A new 1News health feature on constant tiredness is a useful winter lifestyle story because it pushes fatigue beyond the usual explanations of cold mornings, short days and busy households. The article set out several reasons people may feel persistently exhausted, including iron deficiency, low vitamin B12, elevated blood sugar, coeliac disease, menopause and perimenopause, medication side effects and poor sleep. The public value is not self-diagnosis. It is knowing when tiredness deserves a proper conversation.

New Zealanders often treat fatigue as a normal part of modern life. Work, parenting, study, cost pressure, sport, commuting and screen use can all leave people drained. Winter adds darker mornings and more illness. But constant tiredness can also be the body's early warning system. If exhaustion is new, persistent, worsening or out of proportion to routine demands, it is worth checking rather than simply pushing through.

Iron is a common example because symptoms can build slowly. Low iron can leave people short of breath, weak, dizzy or unable to recover energy even after rest. Heavy periods, pregnancy, some diets, gastrointestinal conditions and other health issues can increase risk. A blood test can make the difference between guessing and knowing. The same applies to B12, which matters for red blood cell production and nervous system function and can be lower in people who eat little or no animal products.

Blood sugar is another reason tiredness should not be dismissed. Elevated glucose can produce fatigue alongside thirst, frequent urination, blurred vision and other symptoms. Prediabetes and type 2 diabetes can be detected through testing, and early detection gives people more options. That does not mean every tired person has diabetes. It means fatigue can be one piece of a larger pattern that deserves attention.

The coeliac disease point is also important. Coeliac New Zealand estimates tens of thousands of New Zealanders have the condition and many may be unaware. If the bowel is not absorbing nutrients properly, people can become deficient in iron, folate, calcium and other nutrients. The key practical warning is not to cut out gluten before testing, because that can affect results. People should ask a clinician before making major diet changes aimed at diagnosis.

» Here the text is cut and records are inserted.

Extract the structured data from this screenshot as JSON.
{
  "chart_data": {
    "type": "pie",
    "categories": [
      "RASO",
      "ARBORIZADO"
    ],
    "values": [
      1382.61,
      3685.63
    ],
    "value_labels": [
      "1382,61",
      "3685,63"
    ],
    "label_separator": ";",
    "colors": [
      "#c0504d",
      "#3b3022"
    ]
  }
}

For midlife women, perimenopause and menopause can add sleep disruption, anxiety, night sweats, heavier periods and changes in energy. Those symptoms are often normalised until they become debilitating. Better recognition matters because people may need treatment, workplace flexibility, sleep support or investigation for related issues such as low iron.

Medication side effects are another overlooked factor. Some antihistamines, antidepressants, blood pressure medicines and pain medicines can contribute to fatigue. That is not a reason to stop medication abruptly. It is a reason to ask a doctor or pharmacist whether a medicine could be part of the pattern and whether alternatives are appropriate.

The lifestyle message is simple: rest matters, but unexplained tiredness is not always solved by another early night. People should look at sleep, food, stress, movement and workload, then seek medical advice if fatigue persists or comes with other symptoms. Winter is a good prompt to notice the difference between being busy and being unwell.